Despite having the authority to do so, the EPA has traditionally done little in these programs to ensure that the money protects past investments and benefits existing communities. As a result, the money is often used to fund the construction of new systems or system expansions at the expense of systems servicing existing communities with dire need of repair and replacement. The result can be health hazards and higher repair costs in the long run.
“Aging systems in communities across the country are crumbling, creating a growing risk to both public health and the environment,” said SGA President Geoff Anderson shortly after the policy was released. “It’s should be common sense to prioritize these scarce taxpayer dollars into repairing and modernizing these systems that serve people living in already built areas, and we applaud EPA’s bold move to protect our water resources while saving taxpayer money.”
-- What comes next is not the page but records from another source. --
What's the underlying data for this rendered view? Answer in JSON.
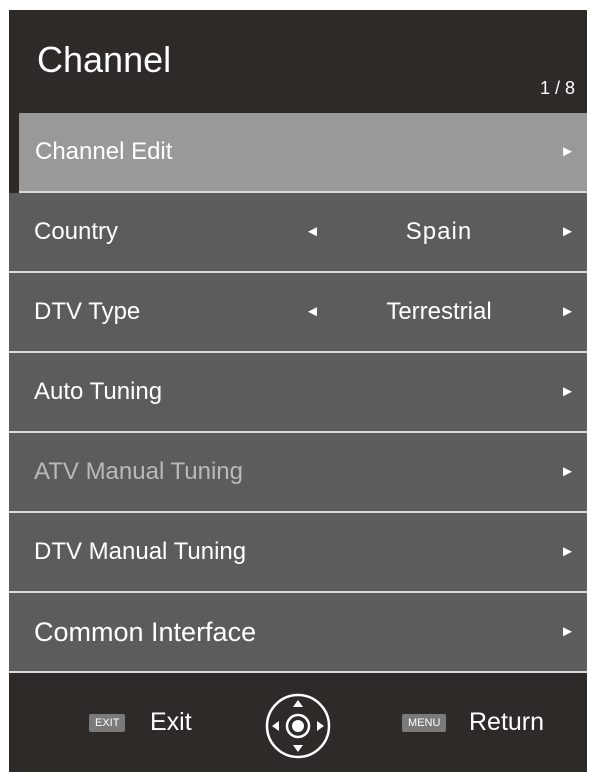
{
  "header": {
    "title": "Channel",
    "page_indicator": "1 / 8"
  },
  "menu": {
    "items": [
      {
        "label": "Channel Edit",
        "value": ""
      },
      {
        "label": "Country",
        "value": "Spain"
      },
      {
        "label": "DTV Type",
        "value": "Terrestrial"
      },
      {
        "label": "Auto Tuning",
        "value": ""
      },
      {
        "label": "ATV Manual Tuning",
        "value": ""
      },
      {
        "label": "DTV Manual Tuning",
        "value": ""
      },
      {
        "label": "Common Interface",
        "value": ""
      }
    ],
    "selected_index": 0,
    "disabled_index": 4
  },
  "footer": {
    "exit_key": "EXIT",
    "exit_label": "Exit",
    "menu_key": "MENU",
    "return_label": "Return"
  },
  "icons": {
    "right_arrow": "arrow-right-icon",
    "left_arrow": "arrow-left-icon",
    "navigation": "dpad-navigation-icon"
  },
  "colors": {
    "background": "#2e2a28",
    "row": "#5c5c5c",
    "selected_row": "#999999",
    "disabled_text": "#b9b9b9",
    "separator": "#d9d9d9"
  }
}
The Washington Post covered the new policy with a good story yesterday, including this interesting viewpoint:
Not surprisingly, the National Association of Home Builders has “serious concerns,” said its senior vice president, Susan Asmus. “While we recognize the need to repair, replace and upgrade existing infrastructure, this should not be done at the expense of new growth,” she said.
“We also can’t have the contrary, that new growth comes at the expense of existing communities — and that’s what we’re getting with this program now,” said Anderson. “Taxpayer money should protect previous public investments and go to maintaining the systems where taxpayers live.”
“We can’t rely on endless taxpayer subsidized extensions of a wastewater system that we can’t even afford to properly maintain now. The federal government has limited taxpayer dollars to use on water projects, and we need to make sure that those funds are used in the smartest and most responsible way, serving the most possible people per dollar and keeping existing water supplies safe and clean for the millions that depend on them each day.“
The EPA also referred to the 6 livability principles developed through the partnership between EPA, HUD and DOT to make the case for prioritizing repair, writing that states should not use the program to “encourage the expansion of centralized infrastructure to accommodate growth where there are available projects that repair, replace, and upgrade infrastructure in existing communities.”
This may seem like a wonky, minute change in policy, but with $3.3 billion in these funds doled out each year, it will make a tangible difference in communities across the country, modernize existing water infrastructure that serves millions, and save us money now and in the long run. Now that’s smart growth.
Smart Growth America has been working with national partners such as American Rivers, River Network and the Natural Resources Defense Council to urge EPA to change this policy.